Надо проверить мальчишку. Пусть сейчас даст ответ прежде всего себе, как он хочет жить дальше.
— Переехать к нему? — Женька тут же отпустил колени, выпрямился, агрессивно оскалился. — Или вернуться снова домой к себе, и чтобы он приезжал, когда захочет, как раньше? Ты от меня отказываешься? Я тебе больше не нужен?! — отчаяние затопило сознание. Губы снова задрожали.
Пашка сделал паузу, продлив агонию маленького конспиратора. Лицо Никольского оставалось непроницаемым. Когда мальчишка, успев в голове провернуть ужасающую для него мысль, что от него отказывается его Верхний, рванул с кровати, мужчина перехватил его, прижал к себе и рявкнул:
— Куда? Я тебя не отпускал!
— Пусти! Ты меня прогнал! Ты меня не любишь! — попытался вырваться Женька.
— Я задал вопрос, дав тебе выбор.
— Нахуй мне не сдался твой выбор! Отстань! — заорал мальчишка, ударив Павла кулаком в плечо.
— Не смей так со мной разговаривать! — со всей силы тряхнул его Никольский.
— Как хочу, так и разговариваю! — заорал Женька. — Ты мне кто теперь? Ты же отказался! — сколько негодования и обиды было сейчас в голосе. — Выгнал меня к нему! Чтобы он снова надо мной издевался. Я хочу его, да, хочу, блядь! Трахать его и сосать ему. Трахать, но не жить с ним! Ай!
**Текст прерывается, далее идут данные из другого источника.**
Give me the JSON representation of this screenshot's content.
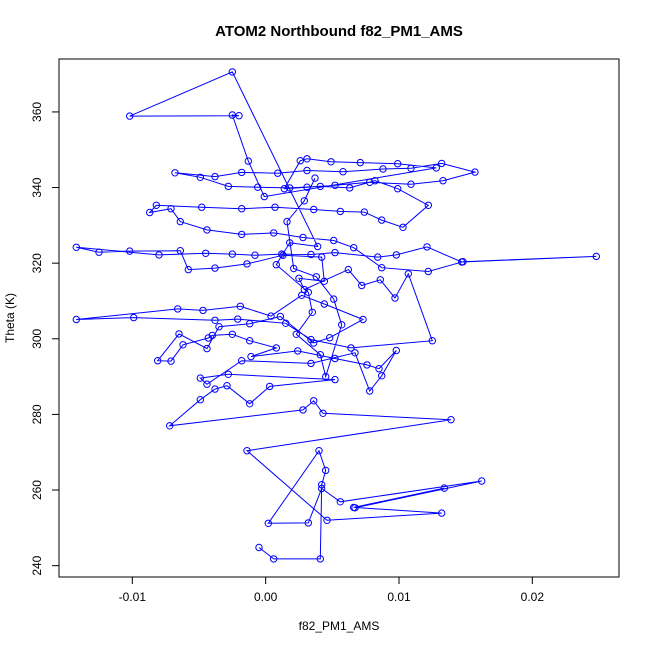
{
  "chart_data": {
    "type": "line",
    "title": "ATOM2 Northbound f82_PM1_AMS",
    "xlabel": "f82_PM1_AMS",
    "ylabel": "Theta (K)",
    "xlim": [
      -0.0155,
      0.0265
    ],
    "ylim": [
      237,
      374
    ],
    "x_ticks": [
      -0.01,
      0.0,
      0.01,
      0.02
    ],
    "x_tick_labels": [
      "-0.01",
      "0.00",
      "0.01",
      "0.02"
    ],
    "y_ticks": [
      240,
      260,
      280,
      300,
      320,
      340,
      360
    ],
    "y_tick_labels": [
      "240",
      "260",
      "280",
      "300",
      "320",
      "340",
      "360"
    ],
    "grid": false,
    "markers": "open-circle",
    "series": [
      {
        "color": "#0000ff",
        "points": [
          [
            -0.0005,
            244.8
          ],
          [
            0.0006,
            241.8
          ],
          [
            0.0041,
            241.8
          ],
          [
            0.0042,
            261.4
          ],
          [
            0.0045,
            265.2
          ],
          [
            0.004,
            270.4
          ],
          [
            0.0002,
            251.2
          ],
          [
            0.0032,
            251.3
          ],
          [
            0.0042,
            260.4
          ],
          [
            0.0056,
            256.9
          ],
          [
            0.0162,
            262.4
          ],
          [
            0.0067,
            255.3
          ],
          [
            0.0134,
            260.5
          ],
          [
            0.0066,
            255.4
          ],
          [
            0.0132,
            253.9
          ],
          [
            0.0046,
            252.0
          ],
          [
            -0.0014,
            270.4
          ],
          [
            0.0139,
            278.6
          ],
          [
            0.0043,
            280.3
          ],
          [
            0.0036,
            283.6
          ],
          [
            0.0028,
            281.2
          ],
          [
            -0.0072,
            277.0
          ],
          [
            -0.0049,
            283.9
          ],
          [
            -0.0038,
            286.7
          ],
          [
            -0.0029,
            287.6
          ],
          [
            -0.0012,
            282.8
          ],
          [
            0.0003,
            287.4
          ],
          [
            0.0052,
            289.2
          ],
          [
            -0.0028,
            290.6
          ],
          [
            -0.0049,
            289.6
          ],
          [
            -0.0044,
            288.0
          ],
          [
            -0.0018,
            294.2
          ],
          [
            0.0034,
            293.5
          ],
          [
            0.0067,
            296.3
          ],
          [
            0.0078,
            286.2
          ],
          [
            0.0087,
            290.2
          ],
          [
            0.0098,
            296.9
          ],
          [
            0.0085,
            292.1
          ],
          [
            0.0076,
            293.1
          ],
          [
            0.0052,
            294.8
          ],
          [
            0.0024,
            296.8
          ],
          [
            -0.0011,
            295.3
          ],
          [
            0.0008,
            297.6
          ],
          [
            -0.0012,
            299.5
          ],
          [
            -0.0025,
            301.2
          ],
          [
            -0.004,
            300.9
          ],
          [
            -0.0043,
            300.2
          ],
          [
            -0.0062,
            298.4
          ],
          [
            -0.0071,
            294.1
          ],
          [
            -0.0081,
            294.2
          ],
          [
            -0.0065,
            301.3
          ],
          [
            -0.0044,
            297.4
          ],
          [
            -0.0035,
            303.2
          ],
          [
            -0.0012,
            304.0
          ],
          [
            0.0011,
            305.9
          ],
          [
            0.0036,
            298.9
          ],
          [
            0.0048,
            300.3
          ],
          [
            0.0073,
            305.1
          ],
          [
            0.0044,
            309.2
          ],
          [
            0.0027,
            311.5
          ],
          [
            0.0004,
            306.0
          ],
          [
            -0.0019,
            308.6
          ],
          [
            -0.0047,
            307.5
          ],
          [
            -0.0066,
            307.9
          ],
          [
            -0.0142,
            305.1
          ],
          [
            -0.0099,
            305.6
          ],
          [
            -0.0038,
            304.9
          ],
          [
            -0.0021,
            305.2
          ],
          [
            0.0015,
            304.1
          ],
          [
            0.0034,
            299.8
          ],
          [
            0.0064,
            297.6
          ],
          [
            0.0125,
            299.5
          ],
          [
            0.0107,
            317.2
          ],
          [
            0.0097,
            310.8
          ],
          [
            0.0086,
            315.6
          ],
          [
            0.0072,
            314.1
          ],
          [
            0.0062,
            318.3
          ],
          [
            0.0029,
            313.0
          ],
          [
            0.0025,
            316.0
          ],
          [
            0.0044,
            315.2
          ],
          [
            0.0042,
            321.6
          ],
          [
            0.0013,
            322.1
          ],
          [
            -0.0014,
            319.8
          ],
          [
            -0.0038,
            318.7
          ],
          [
            -0.0058,
            318.3
          ],
          [
            -0.0064,
            323.3
          ],
          [
            -0.0102,
            323.2
          ],
          [
            -0.0125,
            322.9
          ],
          [
            -0.0142,
            324.2
          ],
          [
            -0.008,
            322.2
          ],
          [
            -0.0045,
            322.6
          ],
          [
            -0.0025,
            322.4
          ],
          [
            -0.0008,
            322.1
          ],
          [
            0.0012,
            322.4
          ],
          [
            0.0034,
            322.3
          ],
          [
            0.0052,
            322.8
          ],
          [
            0.0084,
            321.6
          ],
          [
            0.0098,
            322.2
          ],
          [
            0.0121,
            324.3
          ],
          [
            0.0147,
            320.3
          ],
          [
            0.0248,
            321.8
          ],
          [
            0.0148,
            320.4
          ],
          [
            0.0122,
            317.8
          ],
          [
            0.0087,
            318.8
          ],
          [
            0.0066,
            324.1
          ],
          [
            0.0051,
            326.0
          ],
          [
            0.0028,
            326.8
          ],
          [
            0.0006,
            328.0
          ],
          [
            -0.0018,
            327.6
          ],
          [
            -0.0044,
            328.8
          ],
          [
            -0.0064,
            331.0
          ],
          [
            -0.0071,
            334.4
          ],
          [
            -0.0087,
            333.4
          ],
          [
            -0.0082,
            335.3
          ],
          [
            -0.0048,
            334.8
          ],
          [
            -0.0018,
            334.4
          ],
          [
            0.0007,
            334.8
          ],
          [
            0.0036,
            334.2
          ],
          [
            0.0056,
            333.7
          ],
          [
            0.0074,
            333.5
          ],
          [
            0.0087,
            331.4
          ],
          [
            0.0103,
            329.5
          ],
          [
            0.0122,
            335.3
          ],
          [
            0.0099,
            339.7
          ],
          [
            0.0082,
            341.8
          ],
          [
            0.0063,
            339.9
          ],
          [
            0.0041,
            340.3
          ],
          [
            0.0018,
            339.9
          ],
          [
            -0.0006,
            340.1
          ],
          [
            -0.0028,
            340.3
          ],
          [
            -0.0049,
            342.7
          ],
          [
            -0.0068,
            343.9
          ],
          [
            -0.0038,
            342.9
          ],
          [
            -0.0018,
            344.0
          ],
          [
            0.0009,
            343.8
          ],
          [
            0.0031,
            344.5
          ],
          [
            0.0058,
            344.2
          ],
          [
            0.0088,
            344.9
          ],
          [
            0.0109,
            345.1
          ],
          [
            0.0132,
            346.4
          ],
          [
            0.0157,
            344.1
          ],
          [
            0.0133,
            341.8
          ],
          [
            0.0109,
            340.9
          ],
          [
            0.0078,
            341.4
          ],
          [
            0.0052,
            340.6
          ],
          [
            0.0031,
            340.1
          ],
          [
            0.0014,
            339.7
          ],
          [
            0.0026,
            347.1
          ],
          [
            0.0031,
            347.6
          ],
          [
            0.0049,
            346.8
          ],
          [
            0.0071,
            346.6
          ],
          [
            0.0099,
            346.3
          ],
          [
            0.0128,
            345.2
          ],
          [
            -0.0001,
            337.6
          ],
          [
            -0.0013,
            347.0
          ],
          [
            -0.0025,
            359.2
          ],
          [
            -0.002,
            359.0
          ],
          [
            -0.0102,
            358.9
          ],
          [
            -0.0025,
            370.6
          ],
          [
            0.0039,
            324.4
          ],
          [
            0.0018,
            325.4
          ],
          [
            0.0008,
            319.6
          ],
          [
            0.0032,
            312.3
          ],
          [
            0.0035,
            307.0
          ],
          [
            0.0023,
            301.2
          ],
          [
            0.0041,
            295.8
          ],
          [
            0.0045,
            290.0
          ],
          [
            0.0057,
            303.7
          ],
          [
            0.0051,
            310.5
          ],
          [
            0.0038,
            316.4
          ],
          [
            0.0021,
            318.6
          ],
          [
            0.0016,
            331.0
          ],
          [
            0.0029,
            336.5
          ],
          [
            0.0037,
            342.5
          ]
        ]
      }
    ]
  }
}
Женька получил сильную оплеуху. Голова мотнулась в сторону.
— Какая же ты развратная блядь, — Пашка сжал голову мальчишки, прожёг его тяжёлым взглядом, затем погладил большим пальцем покрасневшее место удара. Именно этого Никольский добивался: чтобы его нижний наконец-то открыл свои тайные желания. Но надо было вовремя прекратить истерику парня.
— Нет. Я не такой, — тут же сдулся Женька. Весь его воинственный пыл куда-то пропал, он выглядел растерянным и несчастным.
— Ты будешь моей личной блядью. Я тебя никуда не отпущу, — отрезал Павел. — Будешь делать, что я разрешу и что прикажу. Ты понял?
Женька неуверенно кивнул, не уловив в интонации угрозы, раздражения или осуждения. Слова лупили по сознанию, но решительный взгляд мужчины говорил о том, что Женька ему нужен.
— Я тебя люблю и хочу, чтобы ты жил со мной. Люблю. Ты слышишь? — Павел всё ещё не отпускал, надавливая пальцами на виски, словно пытался проникнуть в мозг и зафиксировать в сознании парня, что тот принадлежит ему. Именно к этому стремился Женька, и Никольский это отлично понимал. — Ты мой. Мой нижний. Повтори.
— Я твой нижний. Твой, — Женька улыбнулся как-то вымученно, словно ещё до конца не веря, что после всей выданной им тирады его не оттолкнули, а напротив, Павел хочет оставить его возле себя. — Но Доминант же тоже может выйти из отношений? — с беспокойством в голосе спросил парень.